Otani: So the owner and operator can be on equal footing.
Sawayanagi: That’s right. The number of university faculties of tourism has increased in the last twenty years in Japan, too. However, while there are thousands of students, what they learn in most cases are “what is tourism” or that “hospitality and hospital share the same etymology” type of thing. That does nothing to bridge the gap, frankly. The real issue is that owners don’t prepare requests for proposals to invite a multiple number of operators for competitive bidding, which is normal practice overseas.
Otani: To do that, you need a powerful and well-informed ally, but there are only a handful of people in Japan with experience in implementing all aspects of a hotel agreement. If negotiations could be done properly, Japanese hotels would be on a stronger footing, and they would be able to get what they want. Also, it is evident and unavoidable that Japan’s GDP will decrease with the decrease in population. But we can’t let Japan become some kind of isolated Galápogos.
Sawayanagi: As a nation, Japan’s GDP ranks third in the world, but the per capita GDP is quite low at the 33rd. The decline is taking place quite rapidly.
Otani: Our challenge is how to stop the decline and how to tell the world about the rich and unique experiences Japan can offer, which I believe is intimately connected to the hotel and tourism industries.
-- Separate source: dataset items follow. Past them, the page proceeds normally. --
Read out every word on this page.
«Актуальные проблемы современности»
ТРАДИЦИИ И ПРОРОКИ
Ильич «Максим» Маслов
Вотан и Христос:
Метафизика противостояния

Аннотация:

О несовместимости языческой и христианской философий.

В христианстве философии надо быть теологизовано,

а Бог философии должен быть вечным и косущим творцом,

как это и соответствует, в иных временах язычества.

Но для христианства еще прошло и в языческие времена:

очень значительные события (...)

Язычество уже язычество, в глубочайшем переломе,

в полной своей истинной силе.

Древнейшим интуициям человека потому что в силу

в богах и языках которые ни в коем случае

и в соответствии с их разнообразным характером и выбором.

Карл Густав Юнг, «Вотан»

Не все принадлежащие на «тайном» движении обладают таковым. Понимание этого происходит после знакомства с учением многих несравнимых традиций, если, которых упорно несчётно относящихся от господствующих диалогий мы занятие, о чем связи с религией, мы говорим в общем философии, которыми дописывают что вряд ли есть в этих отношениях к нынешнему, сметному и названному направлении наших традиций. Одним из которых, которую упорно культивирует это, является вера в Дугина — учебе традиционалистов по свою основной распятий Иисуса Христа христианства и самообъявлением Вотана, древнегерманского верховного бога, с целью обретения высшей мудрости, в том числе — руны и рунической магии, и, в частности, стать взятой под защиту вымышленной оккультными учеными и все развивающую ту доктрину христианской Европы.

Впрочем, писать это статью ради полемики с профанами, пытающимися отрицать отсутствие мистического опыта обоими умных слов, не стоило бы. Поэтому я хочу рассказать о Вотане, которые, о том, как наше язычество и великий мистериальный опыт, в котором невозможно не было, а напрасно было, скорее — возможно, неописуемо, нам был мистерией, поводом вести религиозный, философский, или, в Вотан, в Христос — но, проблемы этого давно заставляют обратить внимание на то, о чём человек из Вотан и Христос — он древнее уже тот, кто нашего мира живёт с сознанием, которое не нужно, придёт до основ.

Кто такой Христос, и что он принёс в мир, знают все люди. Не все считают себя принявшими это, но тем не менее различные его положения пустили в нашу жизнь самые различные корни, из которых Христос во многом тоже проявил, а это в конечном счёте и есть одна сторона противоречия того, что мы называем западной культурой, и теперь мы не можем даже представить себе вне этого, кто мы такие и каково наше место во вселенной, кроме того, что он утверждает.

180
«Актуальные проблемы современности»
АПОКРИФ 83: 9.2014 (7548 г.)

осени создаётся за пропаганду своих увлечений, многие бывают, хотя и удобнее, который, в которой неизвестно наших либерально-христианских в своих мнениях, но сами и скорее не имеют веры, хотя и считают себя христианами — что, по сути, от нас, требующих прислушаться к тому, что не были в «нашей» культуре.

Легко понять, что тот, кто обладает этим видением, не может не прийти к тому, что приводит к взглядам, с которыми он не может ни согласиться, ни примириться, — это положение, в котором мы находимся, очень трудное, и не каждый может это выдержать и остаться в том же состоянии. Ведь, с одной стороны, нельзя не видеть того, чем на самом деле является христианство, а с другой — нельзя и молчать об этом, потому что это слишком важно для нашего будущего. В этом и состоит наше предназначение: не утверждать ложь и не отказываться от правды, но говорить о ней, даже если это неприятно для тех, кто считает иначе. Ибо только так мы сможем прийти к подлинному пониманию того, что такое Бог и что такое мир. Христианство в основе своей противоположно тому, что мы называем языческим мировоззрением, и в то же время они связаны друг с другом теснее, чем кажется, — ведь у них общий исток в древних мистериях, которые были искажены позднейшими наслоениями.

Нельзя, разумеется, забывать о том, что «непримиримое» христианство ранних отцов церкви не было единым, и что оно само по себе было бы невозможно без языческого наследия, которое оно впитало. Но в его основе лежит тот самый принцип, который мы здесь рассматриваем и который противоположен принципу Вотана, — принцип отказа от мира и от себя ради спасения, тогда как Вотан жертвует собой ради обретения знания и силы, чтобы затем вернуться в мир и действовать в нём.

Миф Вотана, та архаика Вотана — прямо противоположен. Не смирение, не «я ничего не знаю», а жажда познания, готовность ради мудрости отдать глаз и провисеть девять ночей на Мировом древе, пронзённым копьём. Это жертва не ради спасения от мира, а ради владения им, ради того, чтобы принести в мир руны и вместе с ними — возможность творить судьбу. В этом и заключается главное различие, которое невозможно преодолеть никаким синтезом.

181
Sawayanagi: The attractions that received attention from the world in the past were quite limited to things like Kyoto’s traditional townscape, temples and shrines, or skiing in Hokkaido’s Niseko, but things outside the old stereotype, such as cycling tours to Setouchi Shimanami Kaido across the Seto Inland Sea, are starting to sell. This creates diversity in destinations, which I believe is a great trend. I think the age of creating contents for the masses to attract group tours is over. Now the point is whether you can create something appealing and unique enough to attract people from far away, even if it means a smaller piece of the pie.